Professor Dr. Doris Schaeffer von der Universität Bielefeld betonte, eine gute medizinische Versorgung helfe nicht viel ohne die Pflege. Bei multimorbiden Patienten setzt sie auf multiprofessionelle Lösungen, bei denen auch Pharmazeuten eingebunden werden sollen. Auf den Vorwurf, dass Pflegeschüler ihre Ausbildung zu großen Teilen selbst bezahlen müssten, erklärte Gröhe: „Das muss der Vergangenheit angehören.“ Das könnte auch für PTA-Schüler ein positives Signal sein.

Der Vorsitzende des Sachverständigenrates, Professor Dr. Ferdinand Gerlach, betonte, dass nur jeder zweite Hausarzt einen Nachfolger finde. Für die Primär- und Langzeitversorgung empfiehlt Gerlach lokale Gesundheitszentren, die entweder praxisgestützt oder stationär gestützt sein sollten. Um den Zugang zu diesen Zentren, etwa regionalen Arztnetzen oder Gesundheitsnetzen, zu verbessern, schlägt Gerlach mobile Dienste oder Praxen, Bürgerbusse sowie Hol- und Bringdienste und Telemedizin vor. Für Ältere und chronisch Kranke könnten dann ländliche Quartierskonzepte, häusliche Versorgung oder Case Management angeboten werden.

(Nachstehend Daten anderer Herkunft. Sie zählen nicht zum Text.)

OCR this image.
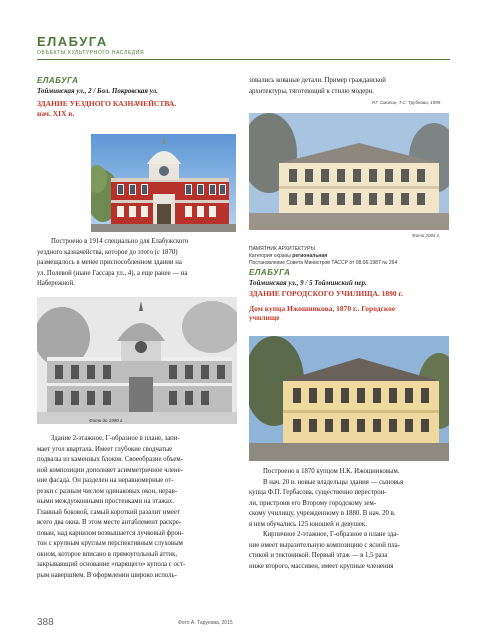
ЕЛАБУГА
ОБЪЕКТЫ КУЛЬТУРНОГО НАСЛЕДИЯ
ЕЛАБУГА
Тойминская ул., 2 / Бол. Покровская ул.
ЗДАНИЕ УЕЗДНОГО КАЗНАЧЕЙСТВА.
нач. XIX в.
Построено в 1914 специально для Елабужского
уездного казначейства, которое до этого (с 1870)
размещалось в менее приспособленном здании на
ул. Полевой (ныне Гассара ул., 4), а еще ранее — на
Набережной.
Фото до 1990 г.
Здание 2-этажное, Г-образное в плане, запи-
мает угол квартала. Имеет глубокие сводчатые
подвалы из каменных блоков. Своеобразие объем-
ной композиции дополняет асимметричное члене-
ние фасада. Он разделен на неравномерные от-
резки с разным числом одинаковых окон, нерав-
ными междуоконными простенками на этажах.
Главный боковой, самый короткий разалит имеет
всего два окна. В этом месте антаблемент раскре-
пован, над карнизом возвышается лучковый фрон-
тон с крупным круглым перспективным слуховым
окном, которое вписано в прямоугольный аттик,
закрывающий основание «парящего» купола с ост-
рым навершием. В оформлении широко исполь-
388
зовались кованые детали. Пример гражданской
архитектуры, тяготеющий к стилю модерн.
Р.Г. Смолин, Т.С. Трубнова, 1999
Фото 2004 г.
ПАМЯТНИК АРХИТЕКТУРЫ
Категория охраны региональная
Постановление Совета Министров ТАССР от 08.06.1987 № 264
ЕЛАБУГА
Тойминская ул., 9 / 5 Тойминский пер.
ЗДАНИЕ ГОРОДСКОГО УЧИЛИЩА. 1890 г.
Дом купца Ижошникова, 1870 г.. Городское
училище
Построено в 1870 купцом Н.К. Ижошниковым.
В нач. 20 в. новые владельцы здания — сыновья
купца Ф.П. Гербасова, существенно перестрои-
ли, пристроив его Второму городскому зем-
скому училищу, учрежденному в 1880. В нач. 20 в.
в нем обучались 125 юношей и девушек.
Кирпичное 2-этажное, Г-образное в плане зда-
ние имеет выразительную композицию с ясной пла-
стикой и тектоникой. Первый этаж — в 1,5 раза
ниже второго, массивен, имеет крупные членения
Фото А. Тарунова, 2015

Der Idee steht Gröhe aufgeschlossen gegenüber: Er betonte, dass die Vorgabe, dass in einem Medizinischen Versorgungszentrum (MVZ) verschiedene Arztgruppen angesiedelt sein müssen, aufgehoben und das Hausärzte-MVZ zugelassen werden sollten. Wo das nicht aus der Ärzteschaft heraus entstehe, könnten auch Kommunen als Träger einspringen.

Auch die Versorgung mit Arznei- und Hilfsmitteln seien wichtige Themen, die auch auf europäischer Ebene angegangen werden sollten, so Gröhe mit Blick auf Antibiotikaresistenzen und den richtigen – in den meisten Fällen sparsamen – Umgang mit Arzneimitteln. Aber es müsse auch ein schneller Zugang zu innovativen Arzneimitteln ermöglicht werden. Dabei müsse man eine Balance finden.

Es müssten stärkere Anreize für die Tätigkeit in ländlichen Regionen geschaffen und entschlossenere Maßnahmen zum Abbau von Überversorgung ergriffen werden, betonte Gerlach. Der Sachverständigenrat hatte unter anderem einen Vergütungszuschlag für Landärzte, den obligatorischen Aufkauf von freiwerdenden Arztsitzen in Regionen mit Überversorgung und Maßnahmen für mehr Hausärzte empfohlen.

Vorgeschlagen hatte die Experten unter anderem ein sechswöchiges Vorpraktikum für Medizinstudenten, ein obligatorisches PJ-Quartal bei einem Allgemeinmediziner, regionale Verbünde für die Weiterbildung zum Facharzt Allgemeinmedizin. Außerdem müsse die Attraktivität des Berufs gesteigert werden.

Die Vorschläge zu Apotheken waren nicht auf Gegenliebe gestoßen – weder bei der ABDA noch im Bundesgesundheitsministerium: Staatssekretärin Annette Widmann-Mauz (CDU) hatte in einer Antwort auf eine Kleine Anfrage der Grünen betont, dass keine Veranlassung bestehe, die bewährten Strukturen in Frage zu stellen. ABDA-Präsident Friedemann Schmidt hatte kritisiert, dass die Sachverständigen die besondere Rolle der Apotheken verkannt hätten.